Suhi Ni Ampang Na Opat;
Suhi ni ampang na opat pada dasarnya adalah Dalihan Natolu hanya ditambah dengan Suhut Bolon sebagai orangtua langsung dari calon mempelai wanita yang sebenarnya adalah juga termasuk dalam unsur Dalihan Natolu (Dongan Tubu) tetapi khusus dalam adat perkawinan dipisahkan dalam rangka penanggung jawab dan penerima Sinamot. Jadi Suhi ni ampang na opat hanya ada pada pesta perkawinan di dalam kedudukan sebagai penerima jambar nagok.

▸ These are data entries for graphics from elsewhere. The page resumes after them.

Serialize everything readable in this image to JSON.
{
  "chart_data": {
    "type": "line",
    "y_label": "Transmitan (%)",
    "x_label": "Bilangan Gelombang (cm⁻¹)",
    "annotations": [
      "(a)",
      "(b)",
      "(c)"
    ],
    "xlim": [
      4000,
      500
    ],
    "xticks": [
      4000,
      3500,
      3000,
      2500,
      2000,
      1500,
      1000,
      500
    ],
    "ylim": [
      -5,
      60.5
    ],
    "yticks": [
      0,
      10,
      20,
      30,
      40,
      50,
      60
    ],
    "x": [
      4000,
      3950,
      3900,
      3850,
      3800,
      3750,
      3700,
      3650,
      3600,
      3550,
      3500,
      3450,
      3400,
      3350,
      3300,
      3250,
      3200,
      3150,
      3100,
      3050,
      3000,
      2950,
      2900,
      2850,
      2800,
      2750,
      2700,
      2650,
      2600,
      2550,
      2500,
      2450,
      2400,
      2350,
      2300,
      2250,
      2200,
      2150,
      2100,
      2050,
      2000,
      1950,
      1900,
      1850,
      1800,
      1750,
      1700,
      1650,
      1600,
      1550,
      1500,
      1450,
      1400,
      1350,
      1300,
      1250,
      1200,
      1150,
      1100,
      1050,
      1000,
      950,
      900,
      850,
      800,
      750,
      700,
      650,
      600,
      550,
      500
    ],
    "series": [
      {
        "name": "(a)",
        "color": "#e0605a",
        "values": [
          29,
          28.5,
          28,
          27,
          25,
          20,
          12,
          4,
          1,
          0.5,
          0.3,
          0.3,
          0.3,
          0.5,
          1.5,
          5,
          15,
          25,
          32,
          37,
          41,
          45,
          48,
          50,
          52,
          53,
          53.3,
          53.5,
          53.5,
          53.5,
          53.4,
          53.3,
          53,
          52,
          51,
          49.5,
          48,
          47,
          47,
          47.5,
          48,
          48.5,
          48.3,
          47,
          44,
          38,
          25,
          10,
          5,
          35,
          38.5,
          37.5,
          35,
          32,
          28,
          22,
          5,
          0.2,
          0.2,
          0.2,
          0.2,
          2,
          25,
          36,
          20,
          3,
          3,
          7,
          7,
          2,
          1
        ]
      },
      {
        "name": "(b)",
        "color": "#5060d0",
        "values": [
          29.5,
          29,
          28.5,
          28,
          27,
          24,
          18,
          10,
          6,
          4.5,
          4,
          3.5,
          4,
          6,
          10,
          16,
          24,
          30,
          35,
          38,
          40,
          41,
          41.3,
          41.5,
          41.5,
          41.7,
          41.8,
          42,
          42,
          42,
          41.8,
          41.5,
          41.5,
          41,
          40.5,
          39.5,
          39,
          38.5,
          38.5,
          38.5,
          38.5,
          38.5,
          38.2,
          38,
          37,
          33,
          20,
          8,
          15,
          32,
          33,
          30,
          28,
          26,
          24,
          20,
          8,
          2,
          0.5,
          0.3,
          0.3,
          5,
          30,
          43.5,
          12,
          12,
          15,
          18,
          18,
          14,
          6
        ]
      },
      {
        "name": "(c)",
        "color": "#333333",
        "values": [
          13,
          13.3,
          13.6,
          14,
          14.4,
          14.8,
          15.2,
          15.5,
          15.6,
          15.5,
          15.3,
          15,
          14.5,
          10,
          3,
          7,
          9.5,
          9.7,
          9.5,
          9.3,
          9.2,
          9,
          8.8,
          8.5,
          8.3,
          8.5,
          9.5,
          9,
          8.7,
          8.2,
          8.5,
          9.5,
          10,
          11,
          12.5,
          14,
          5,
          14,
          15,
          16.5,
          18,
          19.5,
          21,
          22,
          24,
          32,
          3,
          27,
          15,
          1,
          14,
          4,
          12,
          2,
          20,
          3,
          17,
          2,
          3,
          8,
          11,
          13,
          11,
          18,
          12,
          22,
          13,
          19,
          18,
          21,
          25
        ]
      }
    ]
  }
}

Untuk pihak yang menyerahkan/memberi Sinamot (pihak keluarga calon pengantin lelaki) istilah itu tidak dipergunakan, maupun pada adat lainnya.
Asalnya istilah Suhi ni ampang na opat adalah sebagai berikut:
- Pada pagi hari pesta perkawinan, keluarga terdekat dari calon mempelai bersama calon mempelai itu sendiri, datang ke rumah calon mempelai wanita dalam rangka pelaksanaan perkawinan itu, sebab pesta dan adat perkawinan itu akan diadakan di rumah pengantin wanita yang disebut mangalap jual.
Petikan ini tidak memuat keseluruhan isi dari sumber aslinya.